Elysium is, certainly, my finest Tesla Coil yet. Not because it’s big (it isn’t!), nor because it employs some revolutionary drive topology (it doesn’t), and (sadly) not because it can play the music from SMB world 1-2 (a future upgrade, perhaps). Rather, because it’s done, it works, and it looks good.
Also, I should note: it was designed and built in under a week; just prior to heading off to WSU (and moving into a decidedly cramped dorm room), I decided that I wanted a Tesla Coil that I could actually bring along. My prior creations didn’t exactly fit the bill. Thus, the Elysium project was started.
Overview
The high-level design criteria were simple:
- small
- quiet
- reliable
- awesome
At least three of which, quite succinctly, pointed to a more conventional solid-state Tesla Coil. While dual-resonant SSTCs (like Nimiety) are truly impressive, and you can actually build them small, they certainly aren’t quiet, and their power transistors have an unfortunate tendency to explode at the most inopportune times (a side-effect of putting them in series with a resonant tank circuit that generates kilovolts at kiloamps? quite probably).
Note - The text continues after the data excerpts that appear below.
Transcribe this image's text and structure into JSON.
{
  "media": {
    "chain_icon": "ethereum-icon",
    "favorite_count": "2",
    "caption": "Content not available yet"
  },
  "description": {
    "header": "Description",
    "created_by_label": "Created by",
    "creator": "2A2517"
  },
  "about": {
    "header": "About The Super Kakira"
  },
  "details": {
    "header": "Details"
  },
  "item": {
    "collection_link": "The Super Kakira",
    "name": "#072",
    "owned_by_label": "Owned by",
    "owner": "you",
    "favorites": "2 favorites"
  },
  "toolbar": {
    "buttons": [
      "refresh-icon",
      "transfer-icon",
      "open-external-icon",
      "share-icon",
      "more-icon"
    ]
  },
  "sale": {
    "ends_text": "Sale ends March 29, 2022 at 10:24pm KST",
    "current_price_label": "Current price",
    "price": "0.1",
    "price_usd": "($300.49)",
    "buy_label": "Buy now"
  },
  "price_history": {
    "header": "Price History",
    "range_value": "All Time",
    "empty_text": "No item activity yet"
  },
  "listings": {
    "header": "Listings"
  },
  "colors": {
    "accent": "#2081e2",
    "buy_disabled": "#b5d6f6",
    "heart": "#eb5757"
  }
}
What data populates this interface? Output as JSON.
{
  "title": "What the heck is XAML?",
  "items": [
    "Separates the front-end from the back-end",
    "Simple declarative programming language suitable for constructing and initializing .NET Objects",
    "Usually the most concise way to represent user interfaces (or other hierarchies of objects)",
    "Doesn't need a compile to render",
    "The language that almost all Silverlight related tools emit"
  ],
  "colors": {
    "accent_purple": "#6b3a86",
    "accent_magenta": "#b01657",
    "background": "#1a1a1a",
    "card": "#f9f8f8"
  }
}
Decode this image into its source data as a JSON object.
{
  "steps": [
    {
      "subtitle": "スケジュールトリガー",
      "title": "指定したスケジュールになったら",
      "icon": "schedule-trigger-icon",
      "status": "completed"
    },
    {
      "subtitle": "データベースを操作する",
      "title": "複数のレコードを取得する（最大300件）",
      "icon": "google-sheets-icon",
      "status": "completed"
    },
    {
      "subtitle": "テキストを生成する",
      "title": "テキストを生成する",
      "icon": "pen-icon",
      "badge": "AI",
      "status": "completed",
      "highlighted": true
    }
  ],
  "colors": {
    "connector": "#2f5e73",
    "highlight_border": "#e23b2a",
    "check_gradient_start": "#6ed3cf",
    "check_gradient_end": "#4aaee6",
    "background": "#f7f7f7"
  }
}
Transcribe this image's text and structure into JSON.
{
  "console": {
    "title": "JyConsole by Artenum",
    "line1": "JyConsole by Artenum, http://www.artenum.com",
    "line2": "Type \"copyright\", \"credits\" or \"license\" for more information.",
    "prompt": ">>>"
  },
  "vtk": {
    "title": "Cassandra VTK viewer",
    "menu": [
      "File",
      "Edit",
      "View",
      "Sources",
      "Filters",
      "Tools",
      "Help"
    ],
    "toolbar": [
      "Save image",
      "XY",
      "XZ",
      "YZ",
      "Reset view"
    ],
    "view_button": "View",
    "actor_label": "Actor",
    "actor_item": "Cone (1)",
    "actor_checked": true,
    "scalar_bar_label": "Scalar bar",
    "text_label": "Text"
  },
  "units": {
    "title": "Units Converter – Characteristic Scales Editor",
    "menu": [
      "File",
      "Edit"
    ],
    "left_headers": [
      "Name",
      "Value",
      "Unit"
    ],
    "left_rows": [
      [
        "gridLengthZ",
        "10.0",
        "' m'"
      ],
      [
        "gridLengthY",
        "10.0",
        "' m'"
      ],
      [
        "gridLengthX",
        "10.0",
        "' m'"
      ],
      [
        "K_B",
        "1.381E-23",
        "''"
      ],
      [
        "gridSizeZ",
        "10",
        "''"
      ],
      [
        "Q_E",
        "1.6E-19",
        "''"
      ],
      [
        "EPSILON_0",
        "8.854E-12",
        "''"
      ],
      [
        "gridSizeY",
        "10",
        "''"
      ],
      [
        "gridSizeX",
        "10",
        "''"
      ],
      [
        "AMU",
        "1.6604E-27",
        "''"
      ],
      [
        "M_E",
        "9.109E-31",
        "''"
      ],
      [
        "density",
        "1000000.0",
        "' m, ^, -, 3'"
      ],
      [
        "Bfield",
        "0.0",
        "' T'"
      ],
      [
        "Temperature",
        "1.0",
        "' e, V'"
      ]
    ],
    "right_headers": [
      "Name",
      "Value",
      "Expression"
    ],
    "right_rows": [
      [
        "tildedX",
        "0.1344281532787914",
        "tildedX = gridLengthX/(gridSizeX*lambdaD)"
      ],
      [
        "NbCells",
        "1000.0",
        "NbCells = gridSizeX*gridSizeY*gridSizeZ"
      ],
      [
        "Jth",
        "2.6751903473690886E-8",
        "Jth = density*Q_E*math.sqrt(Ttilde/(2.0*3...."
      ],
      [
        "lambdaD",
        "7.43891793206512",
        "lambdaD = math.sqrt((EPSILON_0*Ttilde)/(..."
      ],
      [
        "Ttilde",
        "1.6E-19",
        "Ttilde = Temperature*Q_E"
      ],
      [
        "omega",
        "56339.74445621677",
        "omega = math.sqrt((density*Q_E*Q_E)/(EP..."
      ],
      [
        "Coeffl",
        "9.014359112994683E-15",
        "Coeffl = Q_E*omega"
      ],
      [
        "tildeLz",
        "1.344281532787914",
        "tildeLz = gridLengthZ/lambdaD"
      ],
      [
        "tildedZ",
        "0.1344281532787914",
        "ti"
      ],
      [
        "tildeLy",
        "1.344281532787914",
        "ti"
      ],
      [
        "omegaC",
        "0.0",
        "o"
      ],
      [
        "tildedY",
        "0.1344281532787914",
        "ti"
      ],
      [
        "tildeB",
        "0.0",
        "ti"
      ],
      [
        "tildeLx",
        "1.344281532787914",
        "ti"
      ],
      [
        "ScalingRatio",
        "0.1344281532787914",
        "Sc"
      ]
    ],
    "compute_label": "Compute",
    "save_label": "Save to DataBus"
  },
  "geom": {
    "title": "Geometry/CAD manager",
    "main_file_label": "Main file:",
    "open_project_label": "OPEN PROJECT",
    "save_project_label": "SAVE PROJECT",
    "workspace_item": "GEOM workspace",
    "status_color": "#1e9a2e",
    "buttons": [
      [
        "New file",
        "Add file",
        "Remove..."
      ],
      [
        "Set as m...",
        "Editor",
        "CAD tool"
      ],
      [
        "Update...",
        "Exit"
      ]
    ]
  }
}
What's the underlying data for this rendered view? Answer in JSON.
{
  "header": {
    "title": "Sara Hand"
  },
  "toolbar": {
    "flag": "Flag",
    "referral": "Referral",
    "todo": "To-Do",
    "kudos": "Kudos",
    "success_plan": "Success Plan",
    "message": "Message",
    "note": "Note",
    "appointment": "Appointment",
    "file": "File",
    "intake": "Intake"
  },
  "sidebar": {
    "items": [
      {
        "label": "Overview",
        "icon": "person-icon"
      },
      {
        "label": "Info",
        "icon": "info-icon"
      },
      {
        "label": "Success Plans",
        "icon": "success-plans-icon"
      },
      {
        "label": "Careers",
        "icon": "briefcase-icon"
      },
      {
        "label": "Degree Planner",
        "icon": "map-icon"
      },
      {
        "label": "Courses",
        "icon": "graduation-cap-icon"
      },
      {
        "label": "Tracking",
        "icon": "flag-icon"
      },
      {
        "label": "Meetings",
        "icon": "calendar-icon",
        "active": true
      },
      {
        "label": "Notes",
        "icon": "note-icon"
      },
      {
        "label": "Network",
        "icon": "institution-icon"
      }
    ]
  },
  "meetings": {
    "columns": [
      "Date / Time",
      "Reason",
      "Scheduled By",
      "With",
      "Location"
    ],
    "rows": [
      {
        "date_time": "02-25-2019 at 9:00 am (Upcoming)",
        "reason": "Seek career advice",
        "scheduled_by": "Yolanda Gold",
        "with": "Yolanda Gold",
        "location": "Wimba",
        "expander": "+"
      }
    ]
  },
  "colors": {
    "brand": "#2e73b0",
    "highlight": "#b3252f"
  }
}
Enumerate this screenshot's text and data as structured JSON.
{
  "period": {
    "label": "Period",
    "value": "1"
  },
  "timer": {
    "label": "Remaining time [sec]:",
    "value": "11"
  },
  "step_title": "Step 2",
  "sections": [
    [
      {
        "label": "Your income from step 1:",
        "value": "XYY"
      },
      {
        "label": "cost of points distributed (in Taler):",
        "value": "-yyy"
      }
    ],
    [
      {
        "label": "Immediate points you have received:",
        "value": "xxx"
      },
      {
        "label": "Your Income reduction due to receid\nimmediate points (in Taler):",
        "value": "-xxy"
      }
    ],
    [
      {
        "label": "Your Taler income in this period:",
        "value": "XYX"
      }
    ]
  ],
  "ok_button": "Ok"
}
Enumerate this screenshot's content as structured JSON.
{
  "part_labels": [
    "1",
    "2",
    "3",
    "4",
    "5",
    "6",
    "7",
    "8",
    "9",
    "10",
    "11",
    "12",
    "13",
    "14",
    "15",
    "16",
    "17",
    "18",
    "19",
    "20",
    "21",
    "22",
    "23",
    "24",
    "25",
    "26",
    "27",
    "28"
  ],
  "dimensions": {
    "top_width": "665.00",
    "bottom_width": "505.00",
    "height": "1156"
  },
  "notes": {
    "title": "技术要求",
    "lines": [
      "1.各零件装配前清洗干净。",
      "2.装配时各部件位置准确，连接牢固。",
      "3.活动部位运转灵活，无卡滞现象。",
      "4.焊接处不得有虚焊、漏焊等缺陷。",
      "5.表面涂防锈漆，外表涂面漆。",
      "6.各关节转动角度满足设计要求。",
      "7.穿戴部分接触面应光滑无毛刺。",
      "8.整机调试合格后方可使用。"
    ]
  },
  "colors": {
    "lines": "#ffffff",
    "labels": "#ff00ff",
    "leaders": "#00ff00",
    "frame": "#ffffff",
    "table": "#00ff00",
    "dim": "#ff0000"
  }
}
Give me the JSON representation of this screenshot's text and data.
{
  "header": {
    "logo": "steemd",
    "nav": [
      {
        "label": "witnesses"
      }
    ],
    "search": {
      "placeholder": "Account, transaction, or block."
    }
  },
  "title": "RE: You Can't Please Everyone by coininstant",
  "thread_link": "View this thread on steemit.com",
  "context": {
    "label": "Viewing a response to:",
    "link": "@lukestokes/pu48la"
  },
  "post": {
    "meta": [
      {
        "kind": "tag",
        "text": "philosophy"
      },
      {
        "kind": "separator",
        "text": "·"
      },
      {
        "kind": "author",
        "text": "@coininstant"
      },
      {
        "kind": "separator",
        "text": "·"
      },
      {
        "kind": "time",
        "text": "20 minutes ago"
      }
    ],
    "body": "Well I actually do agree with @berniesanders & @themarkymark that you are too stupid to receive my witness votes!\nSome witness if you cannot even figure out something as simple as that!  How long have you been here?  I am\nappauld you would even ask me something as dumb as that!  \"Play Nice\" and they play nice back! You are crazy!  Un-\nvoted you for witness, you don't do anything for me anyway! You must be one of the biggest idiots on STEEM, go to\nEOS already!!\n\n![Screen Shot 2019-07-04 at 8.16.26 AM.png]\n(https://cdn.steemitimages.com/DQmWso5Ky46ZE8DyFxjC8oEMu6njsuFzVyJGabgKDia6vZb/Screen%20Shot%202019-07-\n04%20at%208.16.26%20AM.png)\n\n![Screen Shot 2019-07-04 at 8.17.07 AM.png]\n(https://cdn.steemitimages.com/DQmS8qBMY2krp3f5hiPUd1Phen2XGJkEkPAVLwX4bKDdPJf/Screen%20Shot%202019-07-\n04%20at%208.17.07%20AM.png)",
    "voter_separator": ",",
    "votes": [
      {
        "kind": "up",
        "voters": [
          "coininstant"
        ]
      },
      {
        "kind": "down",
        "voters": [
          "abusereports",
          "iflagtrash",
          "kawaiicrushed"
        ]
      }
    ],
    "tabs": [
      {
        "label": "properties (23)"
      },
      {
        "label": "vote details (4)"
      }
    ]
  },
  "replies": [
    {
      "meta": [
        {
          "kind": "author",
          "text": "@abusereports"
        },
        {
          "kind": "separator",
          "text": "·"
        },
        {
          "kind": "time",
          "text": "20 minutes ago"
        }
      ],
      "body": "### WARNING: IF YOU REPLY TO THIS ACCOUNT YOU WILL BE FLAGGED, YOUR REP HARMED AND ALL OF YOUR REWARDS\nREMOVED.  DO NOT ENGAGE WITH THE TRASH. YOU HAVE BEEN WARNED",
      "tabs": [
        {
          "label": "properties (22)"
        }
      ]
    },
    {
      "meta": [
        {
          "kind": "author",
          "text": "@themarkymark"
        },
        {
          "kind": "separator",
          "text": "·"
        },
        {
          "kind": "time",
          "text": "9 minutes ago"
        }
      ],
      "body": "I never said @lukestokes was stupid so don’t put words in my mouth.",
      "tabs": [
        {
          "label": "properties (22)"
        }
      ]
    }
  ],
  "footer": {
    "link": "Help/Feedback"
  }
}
There still, however, remained the question of a drive circuit.
Controller
Much pioneering work on early SSTCs was done with nothing more than a fixed-frequency oscillator operating near the secondary coil’s resonant frequency. Richie Burnett’s SSTC is a prime example of just such a coil. My first SSTC – Inchoate – started its life with a driver derived from Richie’s design, and was well-served by it. Fixed-frequency drivers may be simple and robust, but their performance is easily hampered by de-tuning; anything brought into proximity of the coil can skew its resonant frequency enough to dramatically shorten (or even extinguish) its streamers. Even the streamers themselves can change the resonant frequency, effectively artificially limiting their own length.
Clearly, this would not do.
Drivers with feedback were the next evolution in SSTCs. Jan Wagner and hvguy popularized the antenna-based feedback driver. Many exceptional SSTCs have been derived from this design – even a twin SSTC! Inchoate was ultimately upgraded to this design as well, and managed up to 25″ streamers with it (quite a lot for a conventional SSTC). So, then, this would seem to have been the obvious choice.
Not quite: my personal experiences with antenna feedback were not all positive; I lost many good ‘FETs to misbehaving feedback circuits, and was not anxious use this circuit as a basis for a highly reliable coil.
A new option had recently emerged. Steve Conner had developed a driver that, seemingly, combined the best of both worlds: a robust fixed-frequency oscillator – and a flexible, detuning-immune feedback circuit. A CD4046 PLL made this possible.
To limit power consumption and component heating, I took a page from John Freau’s VTTC book, and added a staccato controller to the design. This had the additional benefit of allowing the SSTC to turn-on synchronously with the zero-crossings of the incoming AC power, thus allowing the coil to operate reliably without a heavy variac present to slowly raise the input voltage.
Sir, I have some doubts about Elysium control circuit. I don’t know which country You are living and what is the specification of AC mains power supply there. Here in India it is 230V 50Hz. Is it same for You too? (because supply voltage is not specified in schematic.)
The second doubt is about the use of LM311 comparator. As per the diagram, You are giving “filtered” 25V DC to non-inverting input of LM311. If You are using LM311 for synchronous starting with zero crossing of AC mains cycle, is it better to be connected before filtering the 25V DC?
Third doubt is in the power electronics schematic. There You have used a 30A hyperfast diode for AC mains rectification. As the mains frequency is only 50 or 60Hz, is it possible to use a slower diode there?